Этот «список» был попыткой упорядочить хаос. Рахель постоянно пересматривала его, разрываясь между любовью и долгом. Ее подлинных чувств, разумеется, он не отражал.
– Сначала Амму и Чакко, – сказала Рахель. – Потом Маммачи…
– Наша бабушка, – разъяснил Эста.
– Ее больше, чем брата? – спросила Софи-моль.

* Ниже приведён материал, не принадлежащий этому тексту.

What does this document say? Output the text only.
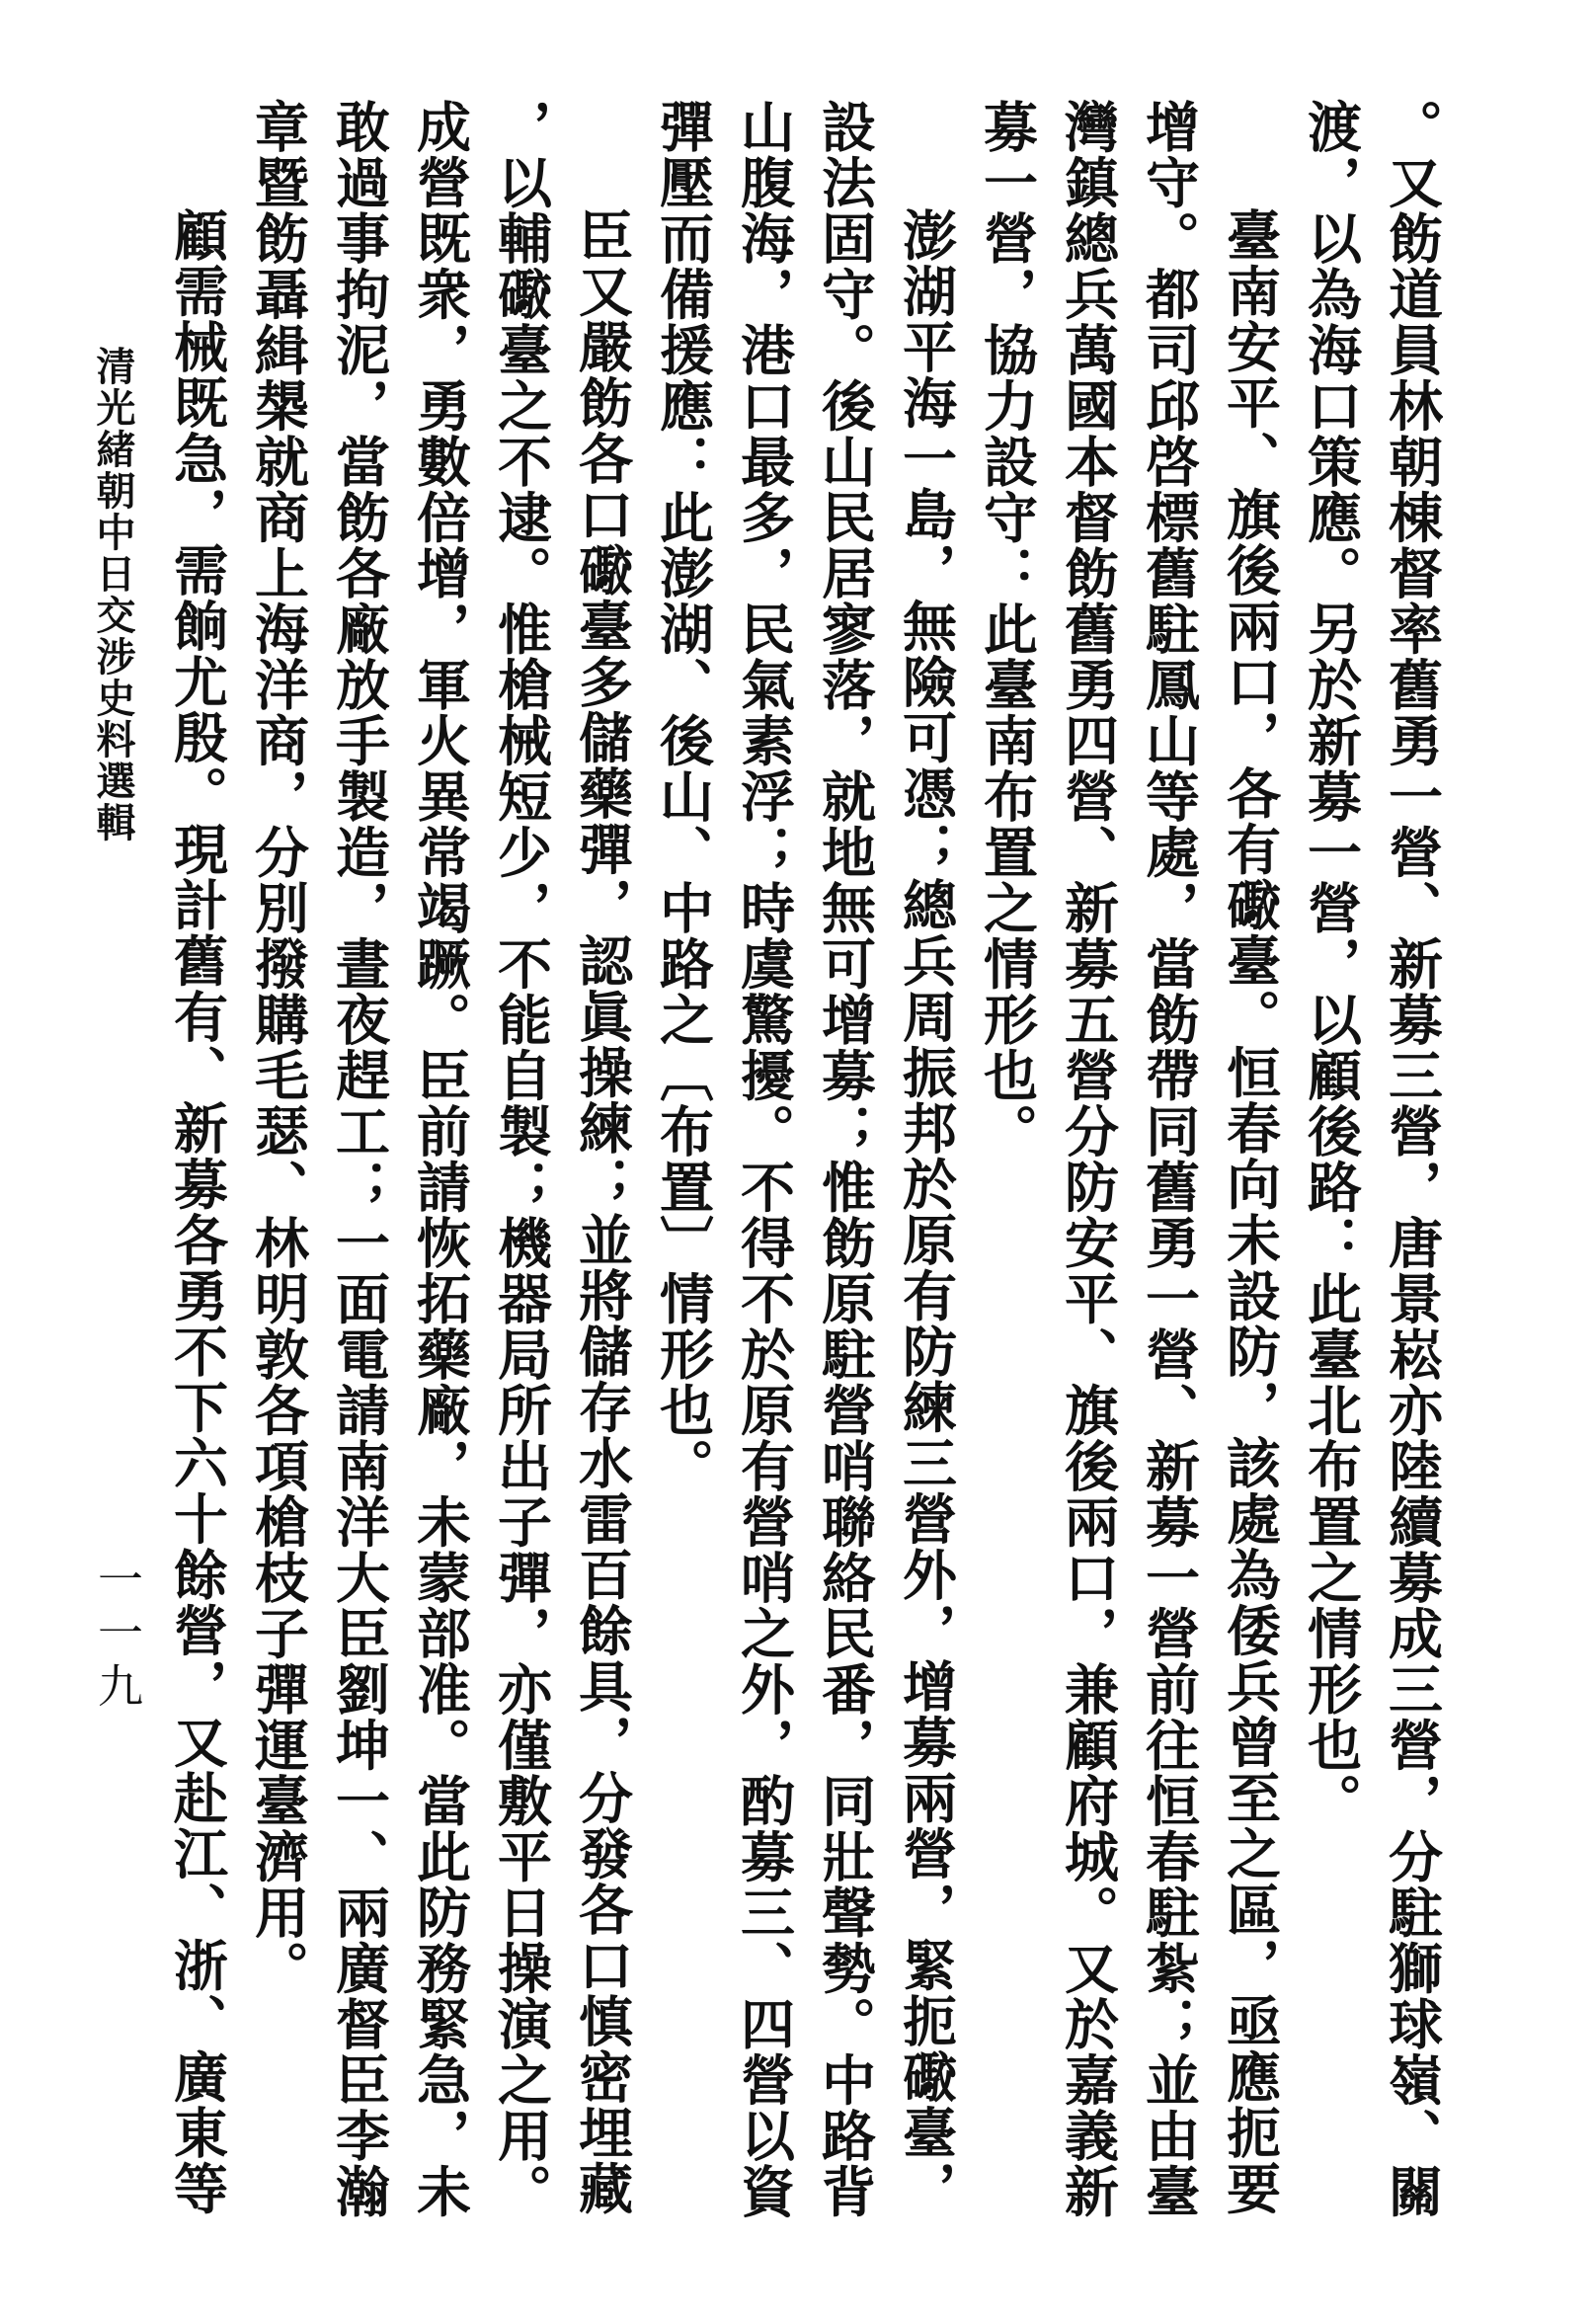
。又飭道員林朝棟督率舊勇一營、新募三營，唐景崧亦陸續募成三營，分駐獅球嶺、關
渡，以為海口策應。另於新募一營，以顧後路：此臺北布置之情形也。
臺南安平、旗後兩口，各有礮臺。恒春向未設防，該處為倭兵曾至之區，亟應扼要
增守。都司邱啓標舊駐鳳山等處，當飭帶同舊勇一營、新募一營前往恒春駐紮；並由臺
灣鎮總兵萬國本督飭舊勇四營、新募五營分防安平、旗後兩口，兼顧府城。又於嘉義新
募一營，協力設守：此臺南布置之情形也。
澎湖平海一島，無險可憑；總兵周振邦於原有防練三營外，增募兩營，緊扼礮臺，
設法固守。後山民居寥落，就地無可增募；惟飭原駐營哨聯絡民番，同壯聲勢。中路背
山腹海，港口最多，民氣素浮；時虞驚擾。不得不於原有營哨之外，酌募三、四營以資
彈壓而備援應：此澎湖、後山、中路之〔布置〕情形也。
臣又嚴飭各口礮臺多儲藥彈，認眞操練；並將儲存水雷百餘具，分發各口慎密埋藏
，以輔礮臺之不逮。惟槍械短少，不能自製；機器局所出子彈，亦僅敷平日操演之用。
成營既衆，勇數倍增，軍火異常竭蹶。臣前請恢拓藥廠，未蒙部准。當此防務緊急，未
敢過事拘泥，當飭各廠放手製造，晝夜趕工；一面電請南洋大臣劉坤一、兩廣督臣李瀚
章暨飭聶緝槼就商上海洋商，分別撥購毛瑟、林明敦各項槍枝子彈運臺濟用。
顧需械既急，需餉尤殷。現計舊有、新募各勇不下六十餘營，又赴江、浙、廣東等
清光緒朝中日交涉史料選輯
一一九
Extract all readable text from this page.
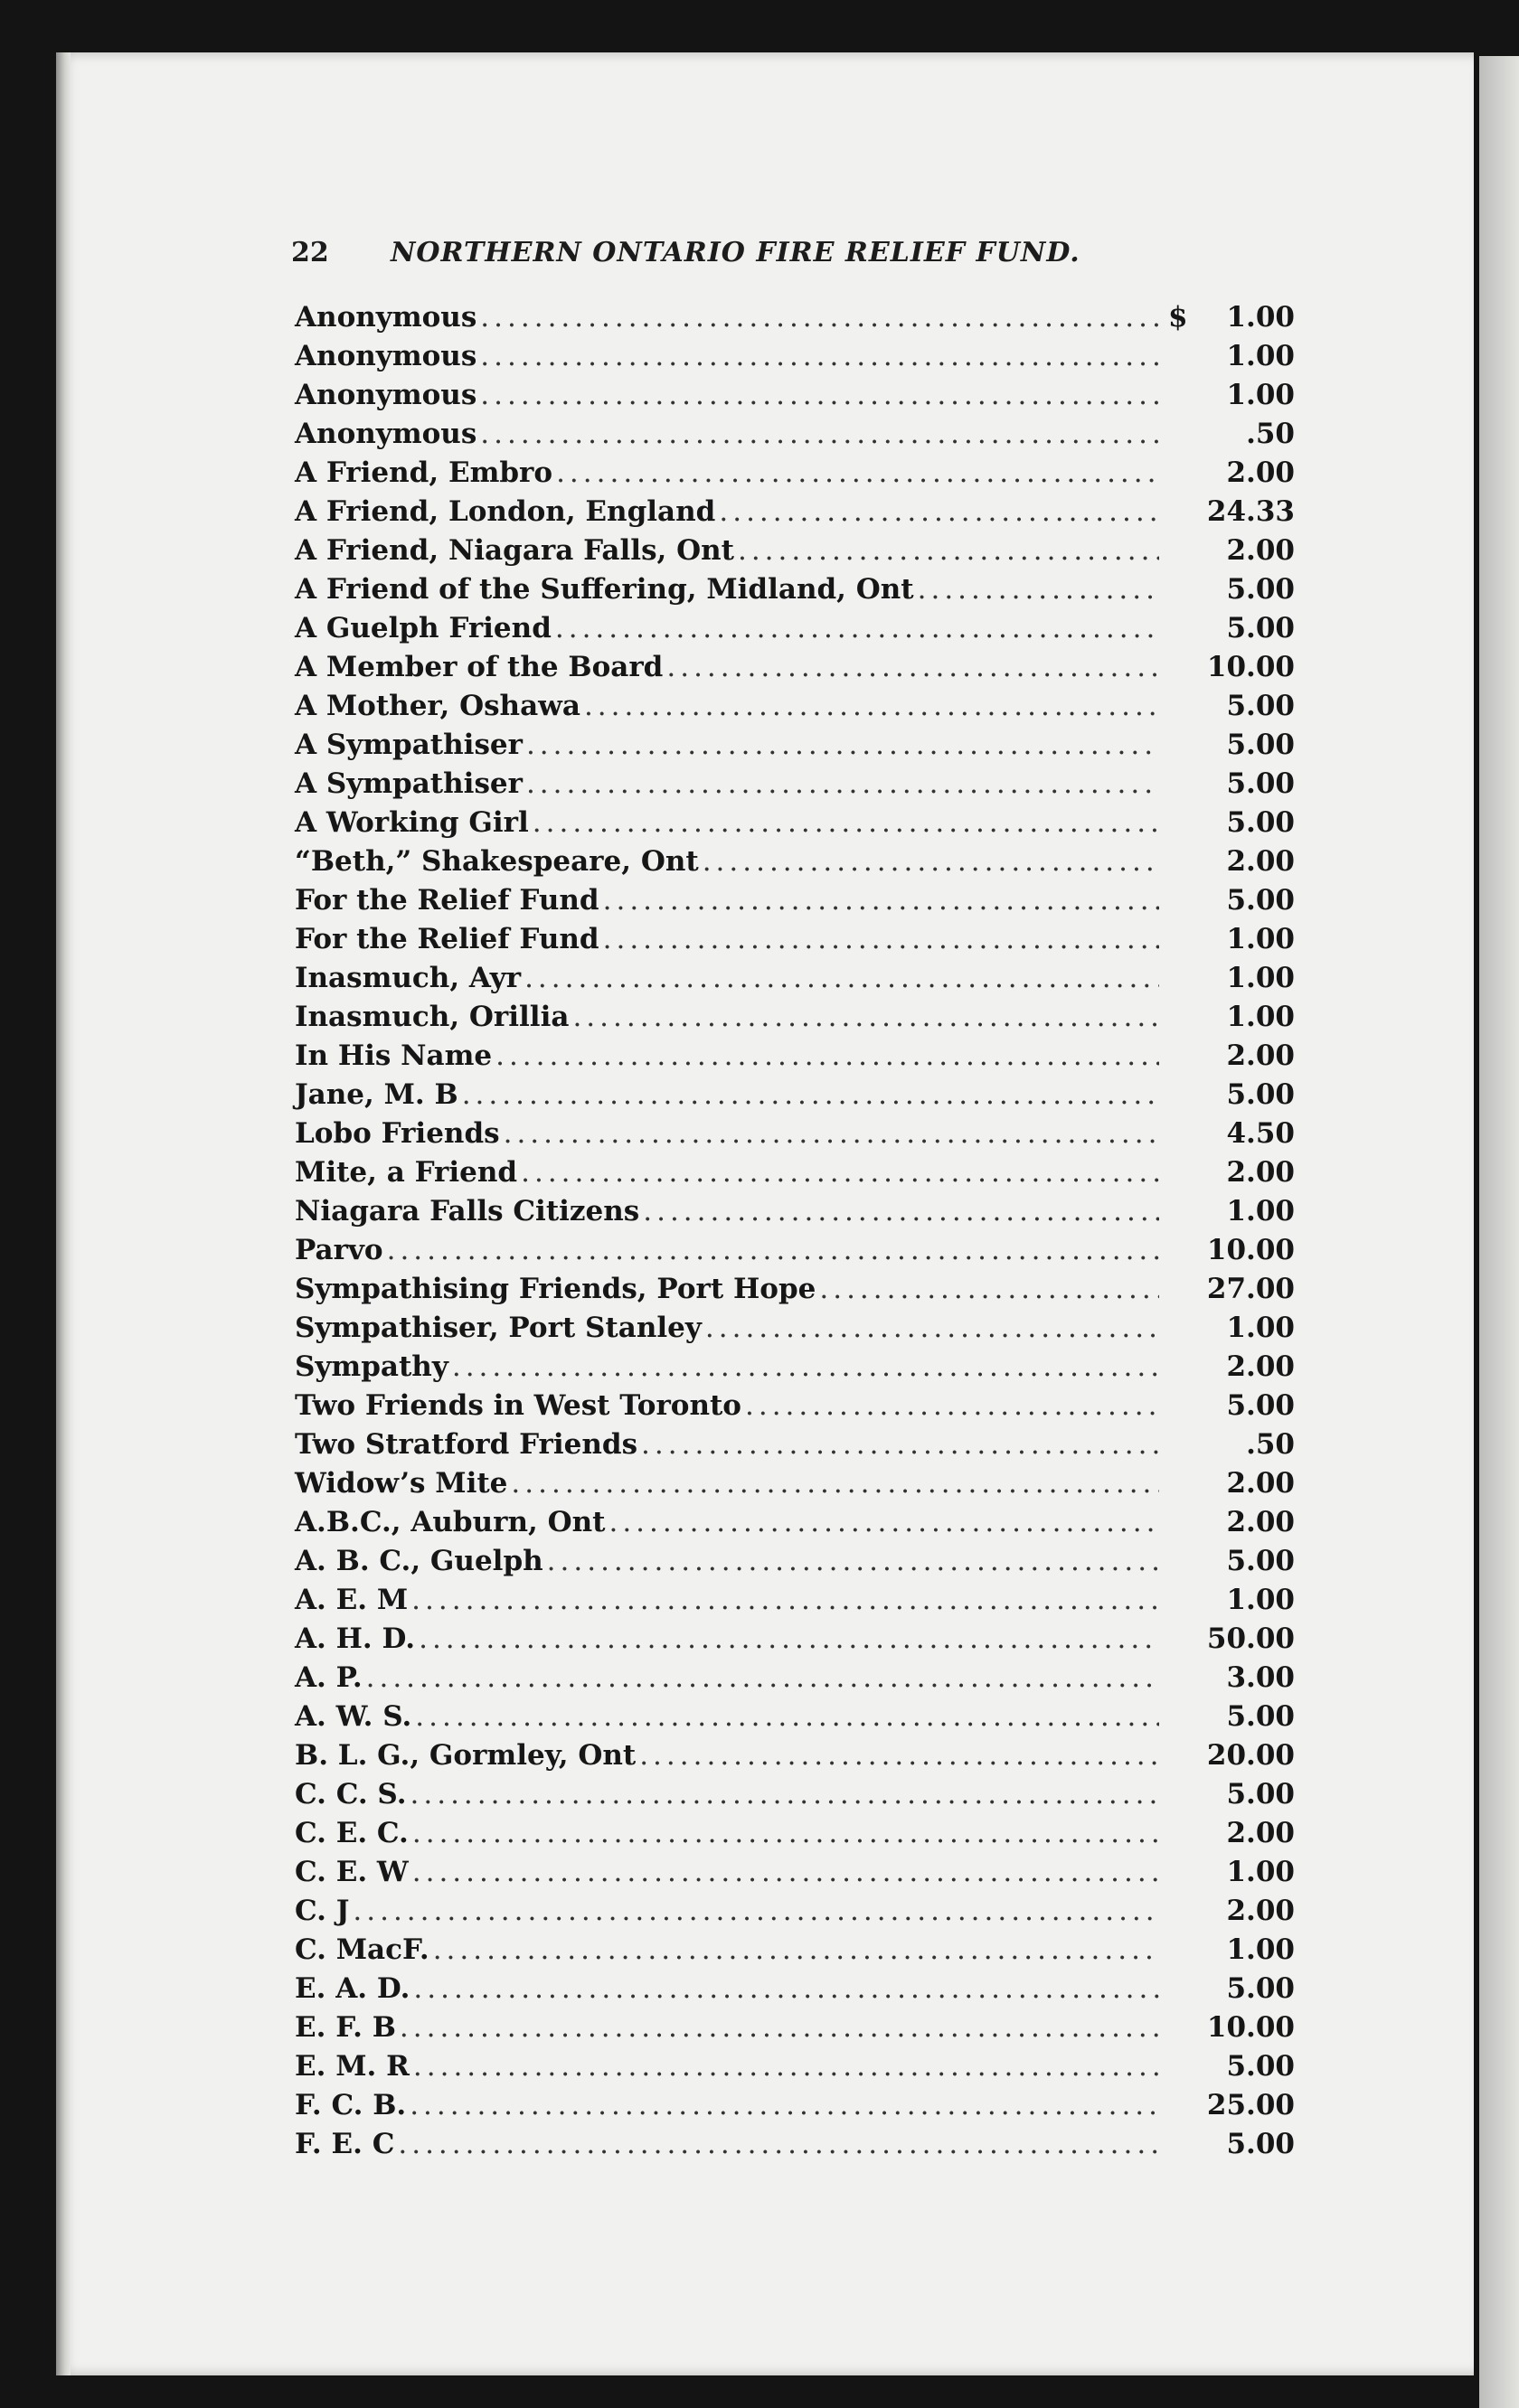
22	NORTHERN ONTARIO FIRE RELIEF FUND.
Anonymous .....	$	1.00
Anonymous .....	1.00
Anonymous .....	1.00
Anonymous .....	.50
A Friend, Embro .....	2.00
A Friend, London, England .....	24.33
A Friend, Niagara Falls, Ont .....	2.00
A Friend of the Suffering, Midland, Ont .....	5.00
A Guelph Friend .....	5.00
A Member of the Board .....	10.00
A Mother, Oshawa .....	5.00
A Sympathiser .....	5.00
A Sympathiser .....	5.00
A Working Girl .....	5.00
“Beth,” Shakespeare, Ont .....	2.00
For the Relief Fund .....	5.00
For the Relief Fund .....	1.00
Inasmuch, Ayr .....	1.00
Inasmuch, Orillia .....	1.00
In His Name .....	2.00
Jane, M. B .....	5.00
Lobo Friends .....	4.50
Mite, a Friend .....	2.00
Niagara Falls Citizens .....	1.00
Parvo .....	10.00
Sympathising Friends, Port Hope .....	27.00
Sympathiser, Port Stanley .....	1.00
Sympathy .....	2.00
Two Friends in West Toronto .....	5.00
Two Stratford Friends .....	.50
Widow’s Mite .....	2.00
A.B.C., Auburn, Ont .....	2.00
A. B. C., Guelph .....	5.00
A. E. M .....	1.00
A. H. D. .....	50.00
A. P. .....	3.00
A. W. S. .....	5.00
B. L. G., Gormley, Ont .....	20.00
C. C. S. .....	5.00
C. E. C. .....	2.00
C. E. W .....	1.00
C. J .....	2.00
C. MacF. .....	1.00
E. A. D. .....	5.00
E. F. B .....	10.00
E. M. R .....	5.00
F. C. B. .....	25.00
F. E. C .....	5.00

– Мы не в счет, – сказала Рахель. – К тому же он может еще заразиться. Так Амму говорит.
– Как это? Чем заразиться? – спросила Софи-моль.
– Поганым Мужским Шовинизмом, – ответила Рахель.
– Это вряд ли, – сказал Эста.
– Так, значит, после Маммачи идет Велютта, потом…
– Кто такой Велютта? – поинтересовалась Софи-моль.
– Человек, которого мы любим, – сказала Рахель. – А после Велютты – ты.
– Я? За что меня-то? – спросила Софи-моль.
– За то, что мы двоюродные. Поэтому мне полагается, – благонравно ответила Рахель.
– Ты не видела меня даже, – сказала Софи-моль. – И я-то тебя не люблю.
– Полюбишь, когда мы лучше познакомимся, – уверенно сказала Рахель.